The following shows the religious identity of residents residing in Hammersmith and Fulham according to the 2001, 2011 and the 2021 censuses.

| Religion | 2001 |  | 2011 |  | 2021 |  |
| Number | % | Number | % | Number | % |
| Holds religious beliefs | 121,898 | 73.8 | 123,667 | 67.8 | 111,843 | 61.0 |
| Christian | 105,169 | 63.6 | 98,808 | 54.1 | 83,673 | 45.7 |
| Muslim | 11,314 | 6.8 | 18,242 | 10.0 | 21,290 | 11.6 |
| Jewish | 1,312 | 0.8 | 1,161 | 0.6 | 1,228 | 0.7 |
| Hindu | 1,801 | 1.1 | 2,097 | 1.1 | 2,209 | 1.2 |
| Sikh | 318 | 0.2 | 442 | 0.2 | 450 | 0.2 |
| Buddhist | 1,271 | 0.8 | 2,060 | 1.1 | 1,723 | 0.9 |
| Other religion | 713 | 0.4 | 857 | 0.5 | 1,227 | 0.7 |
| No religion | 29,148 | 17.6 | 43,487 | 23.8 | 56,059 | 30.6 |
| Religion not stated | 14,196 | 8.6 | 15,339 | 8.4 | 15,298 | 8.4 |
| Total population | 165,242 | 100.0 | 182,493 | 100.0 | 183,200 | 100.0 |

=== Immigration ===
This list includes top-15 sources of immigration to Borough of Hammersmith and Fulham for 2021 census:

| # | Country | Number |
|---|---|---|
| 1 | Italy | 5,408 |
| 2 | France | 5,094 |
| 3 | United States | 3,422 |
| 4 | Spain | 3,258 |
| 5 | Ireland | 3,036 |
| 6 | Philippines | 2,943 |
| 7 | Poland | 2,553 |
| 8 | Somalia | 2,446 |
| 9 | Australia | 2,318 |
| 10 | China | 2,038 |
| 11 | India | 1,994 |
| 12 | Germany | 1,675 |
| 13 | Iran | 1,635 |
| 14 | Brazil | 1,633 |
| 15 | Portugal | 1,568 |

==Economy==
Sony Mobile Communications has its UK headquarters in the borough.

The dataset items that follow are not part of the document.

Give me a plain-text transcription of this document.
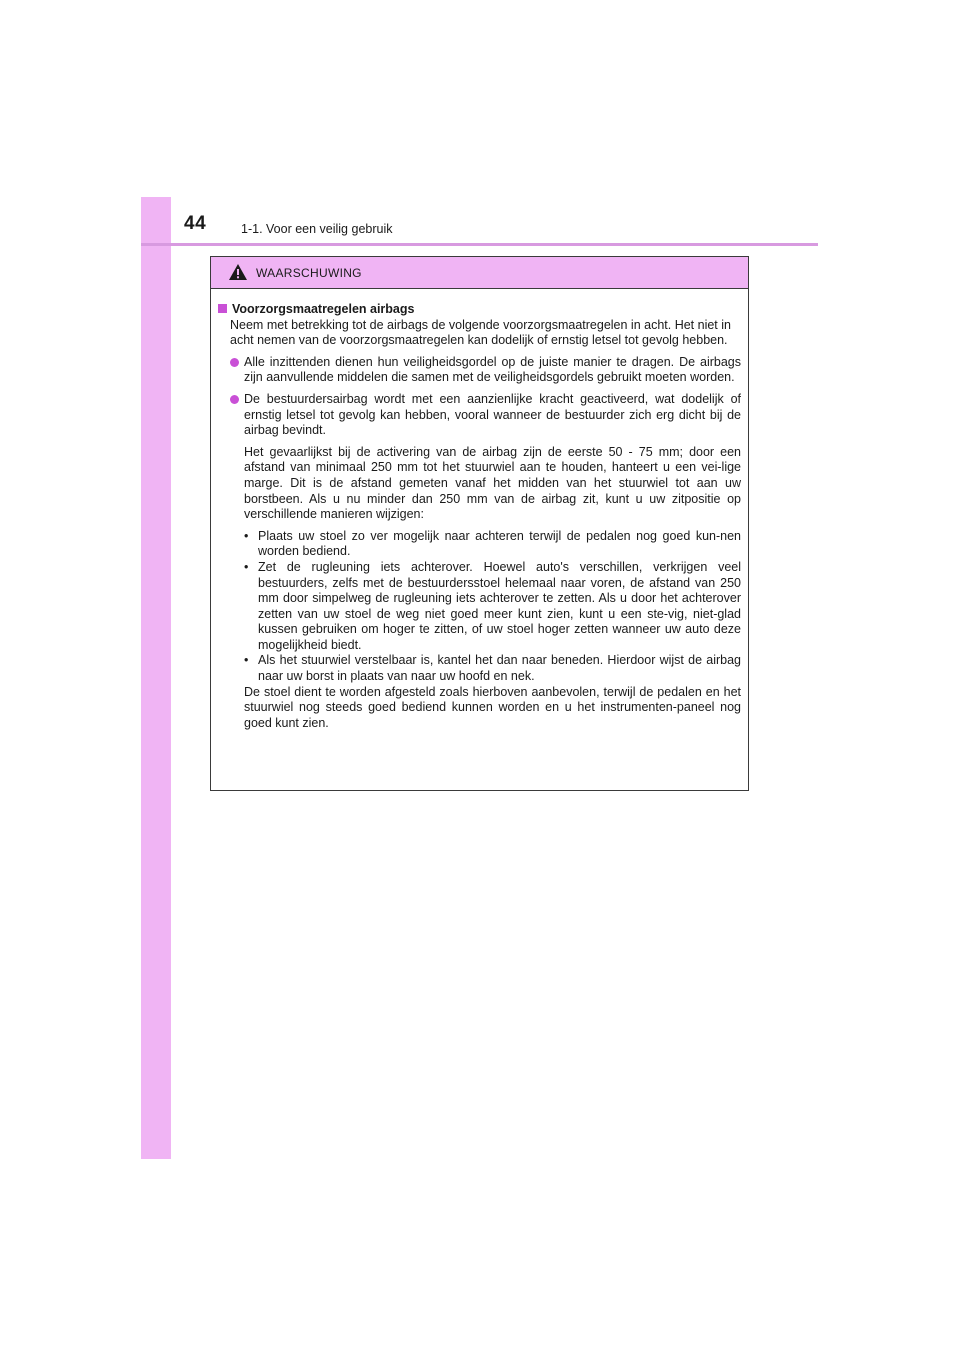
44	1-1. Voor een veilig gebruik
WAARSCHUWING
Voorzorgsmaatregelen airbags
Neem met betrekking tot de airbags de volgende voorzorgsmaatregelen in acht. Het niet in acht nemen van de voorzorgsmaatregelen kan dodelijk of ernstig letsel tot gevolg hebben.
Alle inzittenden dienen hun veiligheidsgordel op de juiste manier te dragen. De airbags zijn aanvullende middelen die samen met de veiligheidsgordels gebruikt moeten worden.
De bestuurdersairbag wordt met een aanzienlijke kracht geactiveerd, wat dodelijk of ernstig letsel tot gevolg kan hebben, vooral wanneer de bestuurder zich erg dicht bij de airbag bevindt.
Het gevaarlijkst bij de activering van de airbag zijn de eerste 50 - 75 mm; door een afstand van minimaal 250 mm tot het stuurwiel aan te houden, hanteert u een vei-lige marge. Dit is de afstand gemeten vanaf het midden van het stuurwiel tot aan uw borstbeen. Als u nu minder dan 250 mm van de airbag zit, kunt u uw zitpositie op verschillende manieren wijzigen:
• Plaats uw stoel zo ver mogelijk naar achteren terwijl de pedalen nog goed kun-nen worden bediend.
• Zet de rugleuning iets achterover. Hoewel auto's verschillen, verkrijgen veel bestuurders, zelfs met de bestuurdersstoel helemaal naar voren, de afstand van 250 mm door simpelweg de rugleuning iets achterover te zetten. Als u door het achterover zetten van uw stoel de weg niet goed meer kunt zien, kunt u een ste-vig, niet-glad kussen gebruiken om hoger te zitten, of uw stoel hoger zetten wanneer uw auto deze mogelijkheid biedt.
• Als het stuurwiel verstelbaar is, kantel het dan naar beneden. Hierdoor wijst de airbag naar uw borst in plaats van naar uw hoofd en nek.
De stoel dient te worden afgesteld zoals hierboven aanbevolen, terwijl de pedalen en het stuurwiel nog steeds goed bediend kunnen worden en u het instrumenten-paneel nog goed kunt zien.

Iberia operates the Iberia House in the borough. All Nippon Airways operates the London Office on the fourth floor of Hythe House. South African Airways has its United Kingdom office in the South African Airways House. CE Europe, a subsidiary of Capcom, has its head office in the George House in Hammersmith in the borough. As of May 2011, it relocated to the Metro Building in Hammersmith. Iran Air's London offices are also located in the borough. The airline moved there by Wednesday 4 January 2012.Disney and L'Oréal also all have UK headquarters in Hammersmith, as well as a number of other major businesses.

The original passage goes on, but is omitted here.